This is something that has been bothering me for a while as I’m diving through space articles, documentaries etc. All seem to take our observations for granted, which are based on the data of the entire observable universe (light, waves, radiation…) we receive at our, in comparison, tiny speck. How do we know we are interpreting all this correctly with just the research we’ve done in our own solar system and we’re not completely wrong about everything outside of it?

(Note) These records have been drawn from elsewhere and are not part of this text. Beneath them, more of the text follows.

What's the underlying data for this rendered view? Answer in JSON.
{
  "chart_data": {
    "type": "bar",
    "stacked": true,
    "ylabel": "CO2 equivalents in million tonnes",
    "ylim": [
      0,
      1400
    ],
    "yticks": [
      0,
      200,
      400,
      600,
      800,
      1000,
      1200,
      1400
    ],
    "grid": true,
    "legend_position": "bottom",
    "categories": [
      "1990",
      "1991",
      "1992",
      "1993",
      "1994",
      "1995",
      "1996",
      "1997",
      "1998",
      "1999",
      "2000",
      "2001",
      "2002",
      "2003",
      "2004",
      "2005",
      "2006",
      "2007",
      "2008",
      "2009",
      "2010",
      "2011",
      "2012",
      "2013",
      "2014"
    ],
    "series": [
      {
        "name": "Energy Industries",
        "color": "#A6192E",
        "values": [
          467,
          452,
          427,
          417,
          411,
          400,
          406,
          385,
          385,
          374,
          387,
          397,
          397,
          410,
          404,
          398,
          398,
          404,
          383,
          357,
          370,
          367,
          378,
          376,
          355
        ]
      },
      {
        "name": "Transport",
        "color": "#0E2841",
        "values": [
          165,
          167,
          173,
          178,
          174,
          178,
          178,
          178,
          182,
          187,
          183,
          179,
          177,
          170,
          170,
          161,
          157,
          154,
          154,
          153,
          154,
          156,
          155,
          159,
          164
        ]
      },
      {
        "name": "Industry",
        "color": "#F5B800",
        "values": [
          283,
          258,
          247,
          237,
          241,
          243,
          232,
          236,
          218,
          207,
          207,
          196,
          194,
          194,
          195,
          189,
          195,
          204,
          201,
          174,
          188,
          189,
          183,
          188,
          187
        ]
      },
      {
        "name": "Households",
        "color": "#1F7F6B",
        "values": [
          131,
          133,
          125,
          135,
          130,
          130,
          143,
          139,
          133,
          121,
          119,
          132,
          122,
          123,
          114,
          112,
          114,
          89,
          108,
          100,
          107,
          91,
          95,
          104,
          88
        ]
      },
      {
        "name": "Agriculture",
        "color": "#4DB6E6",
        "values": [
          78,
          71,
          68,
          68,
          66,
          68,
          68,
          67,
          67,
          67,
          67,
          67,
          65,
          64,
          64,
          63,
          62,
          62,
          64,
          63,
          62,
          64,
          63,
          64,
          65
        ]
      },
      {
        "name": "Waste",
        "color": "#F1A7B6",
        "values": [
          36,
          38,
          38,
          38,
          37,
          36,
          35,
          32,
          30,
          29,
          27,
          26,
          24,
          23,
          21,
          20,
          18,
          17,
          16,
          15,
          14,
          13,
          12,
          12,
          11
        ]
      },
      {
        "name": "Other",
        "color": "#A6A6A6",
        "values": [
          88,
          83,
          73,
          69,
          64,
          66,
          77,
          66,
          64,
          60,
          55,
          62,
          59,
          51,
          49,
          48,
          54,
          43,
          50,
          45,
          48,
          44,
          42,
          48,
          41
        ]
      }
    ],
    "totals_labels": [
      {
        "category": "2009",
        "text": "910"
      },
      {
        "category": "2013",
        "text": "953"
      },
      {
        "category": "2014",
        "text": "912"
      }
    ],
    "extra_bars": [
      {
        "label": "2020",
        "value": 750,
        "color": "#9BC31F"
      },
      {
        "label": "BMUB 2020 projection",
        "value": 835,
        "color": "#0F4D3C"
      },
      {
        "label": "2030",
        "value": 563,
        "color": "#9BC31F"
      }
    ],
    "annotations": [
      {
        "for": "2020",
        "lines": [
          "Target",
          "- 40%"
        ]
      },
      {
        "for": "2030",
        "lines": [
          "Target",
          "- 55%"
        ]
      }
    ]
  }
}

This never seems to be addressed so maybe I’m having a fundamental flaw in my thought process.

  • Codex@lemmy.world
    link
    fedilink
    arrow-up
    14
    ·
    9 months ago

    We kind of don’t?

    One of the basic axioms (that is, assumptions) of cosmology and physics is that the rules are the same everywhere. We see a big ball of burning gas in the center of our system. We have observations of other bright lights that appear to also be balls of hot gas. Our continued observations fit with predictions we can make, predictions based on our observations and codification of the rules of physics and chemistry and so on. We assume that all these big balls of gas operate on the same principles.

    There’s also a general assumption that the rules don’t change over time. That axiom doesn’t fit with what we can observe about the earliest universe, so there are many theories on why physics seemed to work differently in the very first moments of the universe. Likewise, other observations that don’t quite fit those assumptions have led to ideas like dark energy and various theories of quantum gravity.

    If those assumptions were extremely wrong, say the universe outside our solar bubble actually obeys totally different laws, and our observations have been misinterpreted, then we’d have no way to know. We need some observation that contradicts our previous observations in order to formulate new theories on why. It’s similar to a simulation argument: maybe god aliens or time beings or super AI or Satan have engineered a fake universe to trick us, but without some true observation that grounds our theories in the repeatable, it’s pointless to speculate because almost anything could be true. We have to build theories on what is repeatedly observed.